The Welsh Government said doing so "would be likely to prejudice relations with the UK government".
In March, the Welsh Government said it had agreed a deal with Roche to provide 5,000 extra tests-a-day. The Swiss firm denied that had been the case.
The Tories and Plaid Cymru are calling for the information to be released.
BBC Wales asked for the information in late March, with a Freedom of Information request.
On Saturday 21 March, Health Minister Vaughan Gething announced the Welsh Government would have access to 6,000 tests a day by 1 April and 8,000 tests a day within a week.
But those targets were revised in light of the Roche announcement, before the target of 9,000 tests a day by the end of April was scrapped completely.
Public Health Wales (PHW) later confirmed Wales was instead receiving 19% of Roche's UK allocation, or about 900 tests per day.
Wales only reached a capacity of more than 9,000 laboratory tests in the last week of May.
Following the announcement of the details about the Roche story, Mr Gething said there was "'no getting away" from the fact extra coronavirus tests "would have made an earlier difference".
He said at the time: "I recognise the interest the public, and in particular our front line workers, have in increasing our testing capacity sooner rather than later."
He added: "When all this is done, I'm sure there be lots of questions for all of us about choices we've made at various different points in time, including this particular aspect."
On 31 March, BBC Wales sent a request to the Welsh Government under the Freedom of Information Act (FOIA) for "all communication between Welsh Government and Roche about supply of coronavirus testing."
On 20 May, the Welsh Government announced an extension to the review process "due to the need to consider, in all the circumstances of the case, where the balance of the public interest lies in relation to the information that you have requested".
On 5 June, the government said it "does hold some correspondence that falls into scope" of the request.
But it said the release was exempt under the FOIA because it "is held for the purpose of formulation and development of government policy and disclosure of the information in question would, or would be likely to prejudice relations with the UK government".
Plaid Cymru has long called for the details of correspondence.

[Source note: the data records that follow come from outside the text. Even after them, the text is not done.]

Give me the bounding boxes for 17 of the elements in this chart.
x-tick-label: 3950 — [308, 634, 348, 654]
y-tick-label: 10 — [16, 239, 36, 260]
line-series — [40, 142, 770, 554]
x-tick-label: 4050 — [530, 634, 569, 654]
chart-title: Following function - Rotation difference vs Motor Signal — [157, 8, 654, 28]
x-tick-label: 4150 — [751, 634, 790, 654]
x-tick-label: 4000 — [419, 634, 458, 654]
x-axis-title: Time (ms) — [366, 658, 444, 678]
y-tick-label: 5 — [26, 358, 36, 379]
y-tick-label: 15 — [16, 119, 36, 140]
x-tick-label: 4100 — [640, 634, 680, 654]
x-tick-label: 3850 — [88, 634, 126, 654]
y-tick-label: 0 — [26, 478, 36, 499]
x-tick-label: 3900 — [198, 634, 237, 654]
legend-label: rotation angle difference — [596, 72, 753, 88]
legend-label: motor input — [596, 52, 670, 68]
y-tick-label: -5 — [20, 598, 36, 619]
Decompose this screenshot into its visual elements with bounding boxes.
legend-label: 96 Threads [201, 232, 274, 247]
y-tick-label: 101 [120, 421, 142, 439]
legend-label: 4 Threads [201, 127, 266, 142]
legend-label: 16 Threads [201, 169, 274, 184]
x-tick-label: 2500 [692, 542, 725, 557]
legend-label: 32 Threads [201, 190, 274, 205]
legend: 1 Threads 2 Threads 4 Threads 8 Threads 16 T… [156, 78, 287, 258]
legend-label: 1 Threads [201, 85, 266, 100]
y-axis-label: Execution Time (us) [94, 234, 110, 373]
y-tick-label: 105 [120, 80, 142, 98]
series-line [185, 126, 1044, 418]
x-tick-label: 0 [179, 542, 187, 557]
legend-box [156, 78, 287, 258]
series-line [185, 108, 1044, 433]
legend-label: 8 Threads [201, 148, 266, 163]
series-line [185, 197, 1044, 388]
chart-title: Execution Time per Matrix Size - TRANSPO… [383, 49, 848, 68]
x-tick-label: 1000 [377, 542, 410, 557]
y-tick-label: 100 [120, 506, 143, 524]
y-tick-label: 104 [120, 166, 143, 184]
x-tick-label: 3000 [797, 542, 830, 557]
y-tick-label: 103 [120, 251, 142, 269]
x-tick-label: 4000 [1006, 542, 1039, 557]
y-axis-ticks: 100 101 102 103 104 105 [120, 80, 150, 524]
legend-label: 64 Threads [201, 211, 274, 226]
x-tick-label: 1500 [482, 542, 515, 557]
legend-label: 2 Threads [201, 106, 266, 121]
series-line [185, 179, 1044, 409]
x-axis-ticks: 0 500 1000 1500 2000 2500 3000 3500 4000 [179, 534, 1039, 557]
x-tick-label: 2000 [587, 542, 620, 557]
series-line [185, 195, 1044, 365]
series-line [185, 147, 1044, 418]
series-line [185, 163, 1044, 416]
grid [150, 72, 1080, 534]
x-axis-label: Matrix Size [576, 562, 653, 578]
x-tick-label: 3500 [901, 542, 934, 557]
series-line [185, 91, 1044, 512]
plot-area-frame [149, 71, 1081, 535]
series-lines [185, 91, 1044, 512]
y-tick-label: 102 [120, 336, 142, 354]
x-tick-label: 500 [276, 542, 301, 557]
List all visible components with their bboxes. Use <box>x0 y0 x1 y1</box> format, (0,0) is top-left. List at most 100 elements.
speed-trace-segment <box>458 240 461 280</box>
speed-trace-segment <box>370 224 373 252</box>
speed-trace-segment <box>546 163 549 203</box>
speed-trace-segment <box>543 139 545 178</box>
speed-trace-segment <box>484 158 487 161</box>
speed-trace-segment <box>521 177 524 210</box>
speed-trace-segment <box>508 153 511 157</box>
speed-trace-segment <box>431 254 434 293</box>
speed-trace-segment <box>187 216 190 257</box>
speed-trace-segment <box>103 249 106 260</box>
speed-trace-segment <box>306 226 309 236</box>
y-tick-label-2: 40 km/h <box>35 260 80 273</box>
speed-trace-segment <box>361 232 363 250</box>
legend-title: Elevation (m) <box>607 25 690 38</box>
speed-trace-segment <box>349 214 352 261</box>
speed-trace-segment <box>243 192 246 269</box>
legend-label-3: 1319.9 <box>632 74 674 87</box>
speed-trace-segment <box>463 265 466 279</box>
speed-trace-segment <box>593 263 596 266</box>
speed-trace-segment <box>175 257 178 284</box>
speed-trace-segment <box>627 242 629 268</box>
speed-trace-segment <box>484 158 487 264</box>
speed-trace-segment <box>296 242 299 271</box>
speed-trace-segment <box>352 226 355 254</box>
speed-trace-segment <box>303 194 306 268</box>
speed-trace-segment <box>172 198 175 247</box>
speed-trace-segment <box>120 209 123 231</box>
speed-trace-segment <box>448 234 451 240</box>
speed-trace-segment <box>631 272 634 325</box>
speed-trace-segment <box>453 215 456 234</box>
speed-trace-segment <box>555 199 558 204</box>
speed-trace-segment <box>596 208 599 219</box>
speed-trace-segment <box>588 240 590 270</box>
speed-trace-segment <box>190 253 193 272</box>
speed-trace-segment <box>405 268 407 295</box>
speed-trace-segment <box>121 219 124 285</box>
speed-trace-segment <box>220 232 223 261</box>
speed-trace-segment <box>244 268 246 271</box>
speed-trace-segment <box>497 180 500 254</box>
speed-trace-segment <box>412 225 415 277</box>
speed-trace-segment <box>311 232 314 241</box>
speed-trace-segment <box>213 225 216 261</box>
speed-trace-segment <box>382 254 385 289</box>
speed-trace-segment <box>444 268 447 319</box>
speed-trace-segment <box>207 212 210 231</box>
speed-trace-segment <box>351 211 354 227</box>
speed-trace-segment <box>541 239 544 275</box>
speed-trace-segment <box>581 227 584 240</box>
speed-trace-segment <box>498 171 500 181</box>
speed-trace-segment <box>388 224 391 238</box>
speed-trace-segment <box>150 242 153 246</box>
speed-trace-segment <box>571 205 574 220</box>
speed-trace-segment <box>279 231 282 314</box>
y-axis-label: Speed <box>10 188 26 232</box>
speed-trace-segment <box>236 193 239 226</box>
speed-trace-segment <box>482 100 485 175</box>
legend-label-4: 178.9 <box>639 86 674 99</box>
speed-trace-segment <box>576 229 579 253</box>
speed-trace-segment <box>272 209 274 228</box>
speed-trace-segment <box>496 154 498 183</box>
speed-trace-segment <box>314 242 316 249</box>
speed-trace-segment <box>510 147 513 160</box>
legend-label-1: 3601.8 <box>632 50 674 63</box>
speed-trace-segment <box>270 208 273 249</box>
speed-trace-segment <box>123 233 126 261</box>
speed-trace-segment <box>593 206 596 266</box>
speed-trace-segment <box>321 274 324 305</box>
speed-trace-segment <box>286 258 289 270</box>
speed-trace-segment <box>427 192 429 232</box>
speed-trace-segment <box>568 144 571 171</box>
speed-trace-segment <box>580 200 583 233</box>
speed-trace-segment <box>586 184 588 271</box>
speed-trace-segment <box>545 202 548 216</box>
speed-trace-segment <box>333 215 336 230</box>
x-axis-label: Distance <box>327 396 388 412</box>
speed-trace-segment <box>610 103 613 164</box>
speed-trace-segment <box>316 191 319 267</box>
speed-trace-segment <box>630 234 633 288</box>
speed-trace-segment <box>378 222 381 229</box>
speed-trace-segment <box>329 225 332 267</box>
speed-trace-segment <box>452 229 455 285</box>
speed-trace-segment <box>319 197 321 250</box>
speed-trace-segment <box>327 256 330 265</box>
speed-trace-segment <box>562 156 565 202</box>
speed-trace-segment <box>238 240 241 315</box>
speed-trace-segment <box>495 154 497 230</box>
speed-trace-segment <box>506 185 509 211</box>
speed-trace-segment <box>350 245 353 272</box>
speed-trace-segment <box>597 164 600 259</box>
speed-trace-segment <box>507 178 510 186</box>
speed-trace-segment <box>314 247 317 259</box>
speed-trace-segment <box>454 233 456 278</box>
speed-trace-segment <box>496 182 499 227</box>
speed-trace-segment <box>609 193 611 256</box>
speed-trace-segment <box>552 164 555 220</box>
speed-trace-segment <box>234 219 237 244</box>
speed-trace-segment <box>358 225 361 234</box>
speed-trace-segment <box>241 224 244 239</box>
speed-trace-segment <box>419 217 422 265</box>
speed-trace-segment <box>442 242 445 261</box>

The party's leader Adam Price said it was "deeply disappointing that the Welsh Government has decided not to publish the correspondence between themselves and Roche - correspondence which would reveal exactly why the deal - which would have secured 5,000 daily Covid-19 tests for Wales, collapsed".
"Why then is the Welsh Government so ready to protect Westminster by choosing not to publish this correspondence when the collapse of the deal, and apparent gazumping, left Wales drastically wanting in terms of crucial Covid-19 testing capacity?" he said.
Paul Davies, leader of the Conservatives in the Senedd, said: "The Welsh Government has already been asked questions regarding the name of the company involved, if there was an agreement or a contract and why the supply of tests collapsed and interestingly the Welsh Government responded by stating it 'does not hold' the information requested.
"It is, therefore, shocking that a similar request should receive a different response stating that the information can't be disclosed.
"The Welsh Government should now come clean about this matter and tell us whether it doesn't hold the information or whether it can't be disclosed. It cannot be both."